In solitary confinement since 2003, Greene’s mental state has deteriorated over his last two decades behind bars. According to his clemency petition, Greene is routinely found with blood smeared on his face, and he stuffs his ears and nose with toilet paper. He eats out of his sink and uses his toilet as a desk. Greene is convinced that prison officials are conspiring to make him sick and have inflicted damage on his central nervous system. Medical tests have found no evidence of these injuries and concluded his accusations are a result of his delusional thinking. 

The prison’s medical staff has consistently observed Greene’s strange behavior. One doctor described the inmate as “mentally unstable,” engaging in “yoga-ish contortions of his body.” In one instance, Greene was behaving so bizarrely that the doctor couldn’t complete her physical exam of him. Finally, Greene’s personal writings, according to the clemency petition, “reflect fixed delusions.”
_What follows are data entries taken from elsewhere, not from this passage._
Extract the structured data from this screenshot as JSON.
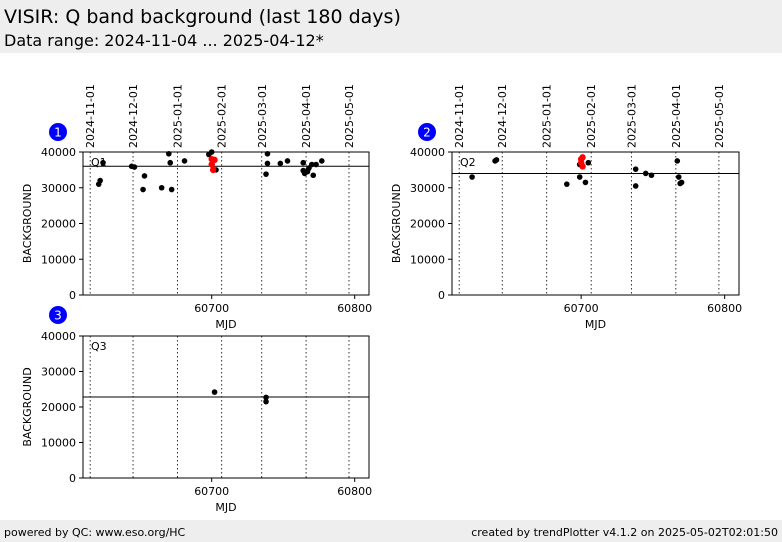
{
  "header": {
    "title": "VISIR: Q band background (last 180 days)",
    "subtitle": "Data range: 2024-11-04 ... 2025-04-12*"
  },
  "footer": {
    "left": "powered by QC: www.eso.org/HC",
    "right": "created by trendPlotter v4.1.2 on 2025-05-02T02:01:50"
  },
  "chart_data": [
    {
      "type": "scatter",
      "badge": "1",
      "panel_label": "Q1",
      "xlabel": "MJD",
      "ylabel": "BACKGROUND",
      "xlim": [
        60610,
        60810
      ],
      "ylim": [
        0,
        40000
      ],
      "x_ticks": [
        60700,
        60800
      ],
      "y_ticks": [
        0,
        10000,
        20000,
        30000,
        40000
      ],
      "date_ticks": [
        {
          "label": "2024-11-01",
          "mjd": 60615
        },
        {
          "label": "2024-12-01",
          "mjd": 60645
        },
        {
          "label": "2025-01-01",
          "mjd": 60676
        },
        {
          "label": "2025-02-01",
          "mjd": 60707
        },
        {
          "label": "2025-03-01",
          "mjd": 60735
        },
        {
          "label": "2025-04-01",
          "mjd": 60766
        },
        {
          "label": "2025-05-01",
          "mjd": 60796
        }
      ],
      "reference_line": 36000,
      "points_black": [
        [
          60621,
          31000
        ],
        [
          60622,
          32000
        ],
        [
          60624,
          37000
        ],
        [
          60644,
          36000
        ],
        [
          60646,
          35800
        ],
        [
          60652,
          29500
        ],
        [
          60653,
          33300
        ],
        [
          60665,
          30000
        ],
        [
          60670,
          39500
        ],
        [
          60671,
          37000
        ],
        [
          60672,
          29500
        ],
        [
          60681,
          37500
        ],
        [
          60698,
          39300
        ],
        [
          60700,
          40000
        ],
        [
          60703,
          35000
        ],
        [
          60738,
          33800
        ],
        [
          60739,
          39500
        ],
        [
          60739,
          36800
        ],
        [
          60748,
          36800
        ],
        [
          60753,
          37500
        ],
        [
          60764,
          37000
        ],
        [
          60764,
          34800
        ],
        [
          60765,
          34000
        ],
        [
          60767,
          34500
        ],
        [
          60768,
          35500
        ],
        [
          60770,
          36500
        ],
        [
          60771,
          33500
        ],
        [
          60773,
          36500
        ],
        [
          60777,
          37500
        ]
      ],
      "points_red": [
        [
          60700,
          38000
        ],
        [
          60700,
          36500
        ],
        [
          60701,
          35000
        ],
        [
          60702,
          37800
        ]
      ]
    },
    {
      "type": "scatter",
      "badge": "2",
      "panel_label": "Q2",
      "xlabel": "MJD",
      "ylabel": "BACKGROUND",
      "xlim": [
        60610,
        60810
      ],
      "ylim": [
        0,
        40000
      ],
      "x_ticks": [
        60700,
        60800
      ],
      "y_ticks": [
        0,
        10000,
        20000,
        30000,
        40000
      ],
      "date_ticks": [
        {
          "label": "2024-11-01",
          "mjd": 60615
        },
        {
          "label": "2024-12-01",
          "mjd": 60645
        },
        {
          "label": "2025-01-01",
          "mjd": 60676
        },
        {
          "label": "2025-02-01",
          "mjd": 60707
        },
        {
          "label": "2025-03-01",
          "mjd": 60735
        },
        {
          "label": "2025-04-01",
          "mjd": 60766
        },
        {
          "label": "2025-05-01",
          "mjd": 60796
        }
      ],
      "reference_line": 34000,
      "points_black": [
        [
          60624,
          33000
        ],
        [
          60640,
          37500
        ],
        [
          60641,
          37800
        ],
        [
          60690,
          31000
        ],
        [
          60699,
          36500
        ],
        [
          60699,
          33000
        ],
        [
          60703,
          31500
        ],
        [
          60705,
          37000
        ],
        [
          60738,
          35200
        ],
        [
          60738,
          30500
        ],
        [
          60745,
          34000
        ],
        [
          60749,
          33500
        ],
        [
          60767,
          37500
        ],
        [
          60768,
          33000
        ],
        [
          60769,
          31200
        ],
        [
          60770,
          31500
        ]
      ],
      "points_red": [
        [
          60700,
          38000
        ],
        [
          60700,
          37000
        ],
        [
          60701,
          38500
        ],
        [
          60701,
          36000
        ]
      ]
    },
    {
      "type": "scatter",
      "badge": "3",
      "panel_label": "Q3",
      "xlabel": "MJD",
      "ylabel": "BACKGROUND",
      "xlim": [
        60610,
        60810
      ],
      "ylim": [
        0,
        40000
      ],
      "x_ticks": [
        60700,
        60800
      ],
      "y_ticks": [
        0,
        10000,
        20000,
        30000,
        40000
      ],
      "date_ticks": [
        {
          "label": "",
          "mjd": 60615
        },
        {
          "label": "",
          "mjd": 60645
        },
        {
          "label": "",
          "mjd": 60676
        },
        {
          "label": "",
          "mjd": 60707
        },
        {
          "label": "",
          "mjd": 60735
        },
        {
          "label": "",
          "mjd": 60766
        },
        {
          "label": "",
          "mjd": 60796
        }
      ],
      "reference_line": 22800,
      "points_black": [
        [
          60702,
          24200
        ],
        [
          60738,
          22700
        ],
        [
          60738,
          21500
        ]
      ],
      "points_red": []
    }
  ]
}
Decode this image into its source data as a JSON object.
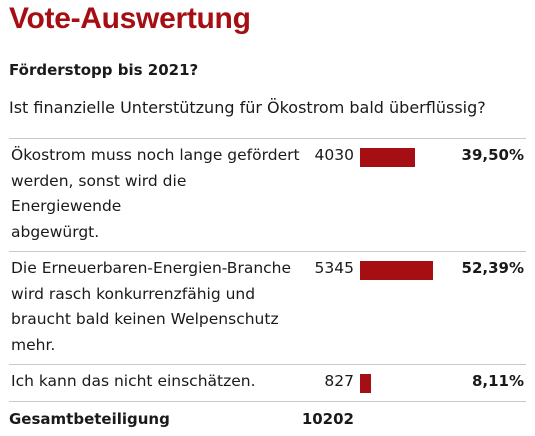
{
  "title": "Vote-Auswertung",
  "subtitle": "Förderstopp bis 2021?",
  "question": "Ist finanzielle Unterstützung für Ökostrom bald überflüssig?",
  "accent_color": "#a50e12",
  "options": [
    {
      "lines": [
        "Ökostrom muss noch lange gefördert",
        "werden, sonst wird die Energiewende",
        "abgewürgt."
      ],
      "count": "4030",
      "percent": "39,50%",
      "share": 0.395
    },
    {
      "lines": [
        "Die Erneuerbaren-Energien-Branche",
        "wird rasch konkurrenzfähig und",
        "braucht bald keinen Welpenschutz",
        "mehr."
      ],
      "count": "5345",
      "percent": "52,39%",
      "share": 0.5239
    },
    {
      "lines": [
        "Ich kann das nicht einschätzen."
      ],
      "count": "827",
      "percent": "8,11%",
      "share": 0.0811
    }
  ],
  "total": {
    "label": "Gesamtbeteiligung",
    "count": "10202"
  }
}
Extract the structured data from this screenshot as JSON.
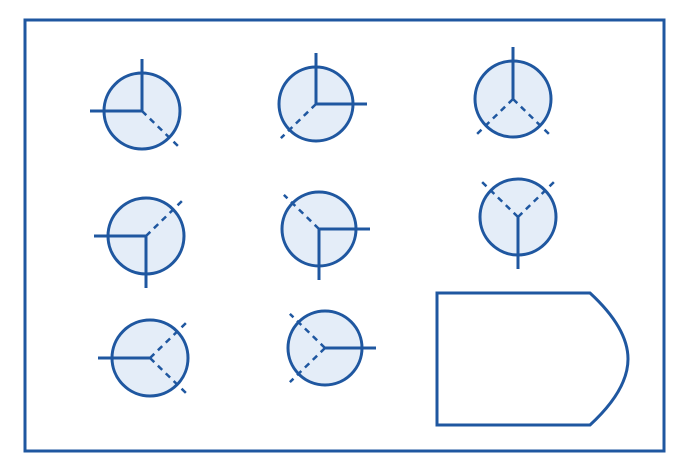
{
  "colors": {
    "stroke": "#1f57a0",
    "circle_fill": "#e4edf8",
    "background": "#ffffff"
  },
  "figures": [
    {
      "solid": [
        "up",
        "left"
      ],
      "dashed": [
        "down-right"
      ]
    },
    {
      "solid": [
        "up",
        "right"
      ],
      "dashed": [
        "down-left"
      ]
    },
    {
      "solid": [
        "up"
      ],
      "dashed": [
        "down-left",
        "down-right"
      ]
    },
    {
      "solid": [
        "left",
        "down"
      ],
      "dashed": [
        "up-right"
      ]
    },
    {
      "solid": [
        "right",
        "down"
      ],
      "dashed": [
        "up-left"
      ]
    },
    {
      "solid": [
        "down"
      ],
      "dashed": [
        "up-left",
        "up-right"
      ]
    },
    {
      "solid": [
        "left"
      ],
      "dashed": [
        "up-right",
        "down-right"
      ]
    },
    {
      "solid": [
        "right"
      ],
      "dashed": [
        "up-left",
        "down-left"
      ]
    }
  ],
  "answer_box": {
    "shape": "rounded-right-panel",
    "content": ""
  }
}
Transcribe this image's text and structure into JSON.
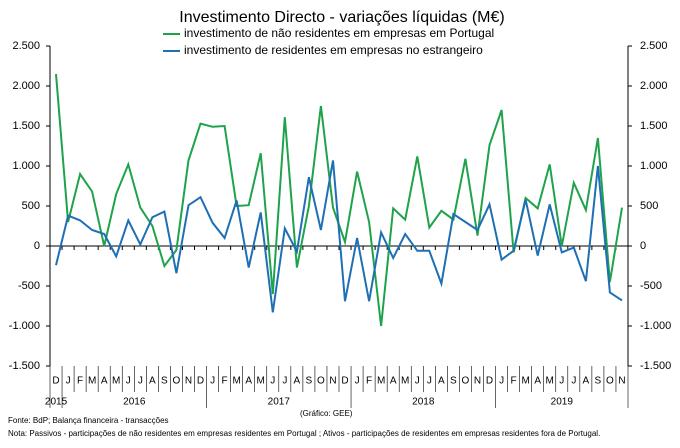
{
  "chart_data": {
    "type": "line",
    "title": "Investimento Directo - variações líquidas (M€)",
    "categories": [
      "D",
      "J",
      "F",
      "M",
      "A",
      "M",
      "J",
      "J",
      "A",
      "S",
      "O",
      "N",
      "D",
      "J",
      "F",
      "M",
      "A",
      "M",
      "J",
      "J",
      "A",
      "S",
      "O",
      "N",
      "D",
      "J",
      "F",
      "M",
      "A",
      "M",
      "J",
      "J",
      "A",
      "S",
      "O",
      "N",
      "D",
      "J",
      "F",
      "M",
      "A",
      "M",
      "J",
      "J",
      "A",
      "S",
      "O",
      "N"
    ],
    "years": [
      "2015",
      "2016",
      "2017",
      "2018",
      "2019"
    ],
    "series": [
      {
        "name": "investimento de não residentes em empresas em Portugal",
        "color": "#1fa34a",
        "values": [
          2150,
          300,
          900,
          680,
          0,
          650,
          1020,
          480,
          250,
          -250,
          -50,
          1070,
          1530,
          1490,
          1500,
          500,
          510,
          1160,
          -600,
          1610,
          -270,
          500,
          1750,
          480,
          50,
          930,
          300,
          -1000,
          470,
          330,
          1120,
          230,
          440,
          330,
          1090,
          130,
          1260,
          1700,
          -80,
          600,
          470,
          1020,
          0,
          790,
          450,
          1350,
          -450,
          480
        ]
      },
      {
        "name": "investimento de residentes em empresas no estrangeiro",
        "color": "#1f6fb5",
        "values": [
          -240,
          380,
          320,
          200,
          150,
          -130,
          320,
          20,
          360,
          430,
          -340,
          510,
          610,
          290,
          100,
          570,
          -270,
          420,
          -830,
          220,
          -70,
          860,
          200,
          1070,
          -690,
          100,
          -690,
          170,
          -150,
          150,
          -60,
          -60,
          -470,
          400,
          300,
          200,
          520,
          -170,
          -60,
          580,
          -120,
          520,
          -80,
          -20,
          -440,
          1000,
          -580,
          -680
        ]
      }
    ],
    "ylim": [
      -1500,
      2500
    ],
    "yticks": [
      {
        "value": -1500,
        "label": "-1.500"
      },
      {
        "value": -1000,
        "label": "-1.000"
      },
      {
        "value": -500,
        "label": "-500"
      },
      0,
      500,
      {
        "value": 1000,
        "label": "1.000"
      },
      {
        "value": 1500,
        "label": "1.500"
      },
      {
        "value": 2000,
        "label": "2.000"
      },
      {
        "value": 2500,
        "label": "2.500"
      }
    ],
    "y2lim": [
      -1500,
      2500
    ],
    "y2ticks": [
      {
        "value": -1500,
        "label": "-1.500"
      },
      {
        "value": -1000,
        "label": "-1.000"
      },
      {
        "value": -500,
        "label": "-500"
      },
      0,
      500,
      {
        "value": 1000,
        "label": "1.000"
      },
      {
        "value": 1500,
        "label": "1.500"
      },
      {
        "value": 2000,
        "label": "2.000"
      },
      {
        "value": 2500,
        "label": "2.500"
      }
    ],
    "source": "Fonte: BdP; Balança financeira - transacções",
    "credit": "(Gráfico: GEE)",
    "note": "Nota: Passivos - participações de não residentes em empresas residentes em Portugal ; Ativos - participações de residentes em empresas residentes fora de Portugal."
  }
}
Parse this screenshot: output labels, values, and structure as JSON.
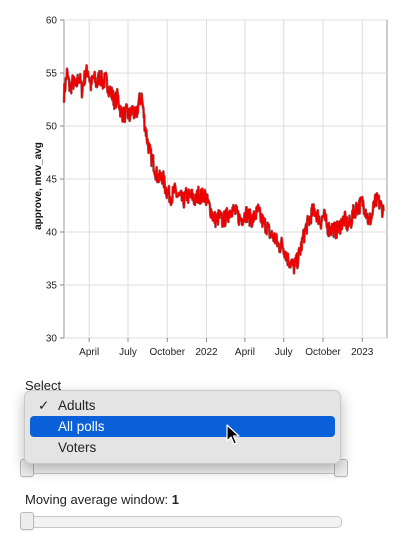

In his last will and testament, Greene asked for his head to be surgically removed after the execution so his brain can be examined. He believes that this examination will prove his imagined injuries are real. 

In early October, the Arkansas Parole Board declined to spare Greene’s life. Late last month, 28 mental health officials sent a letter to Arkansas Gov. Asa Hutchinson urging him to halt the execution because of Greene’s illness. “Although we personally hold different positions on the death penalty as policy,” they wrote, “we are united in the belief that the execution of a man as mentally ill as Jack Greene would be morally and ethically wrong.”

Last Friday, Judge Jodi Raines Dennis of the Jefferson County Circuit Court dismissed a complaint Greene’s lawyers filed in September asking to halt his execution, and Gov. Hutchinson cleared the way for him to be put to death. “Jack Greene acknowledged that he understands he is being executed for the murder of Sidney Burnett,” Hutchinson said in a statement. “He is competent to be executed.”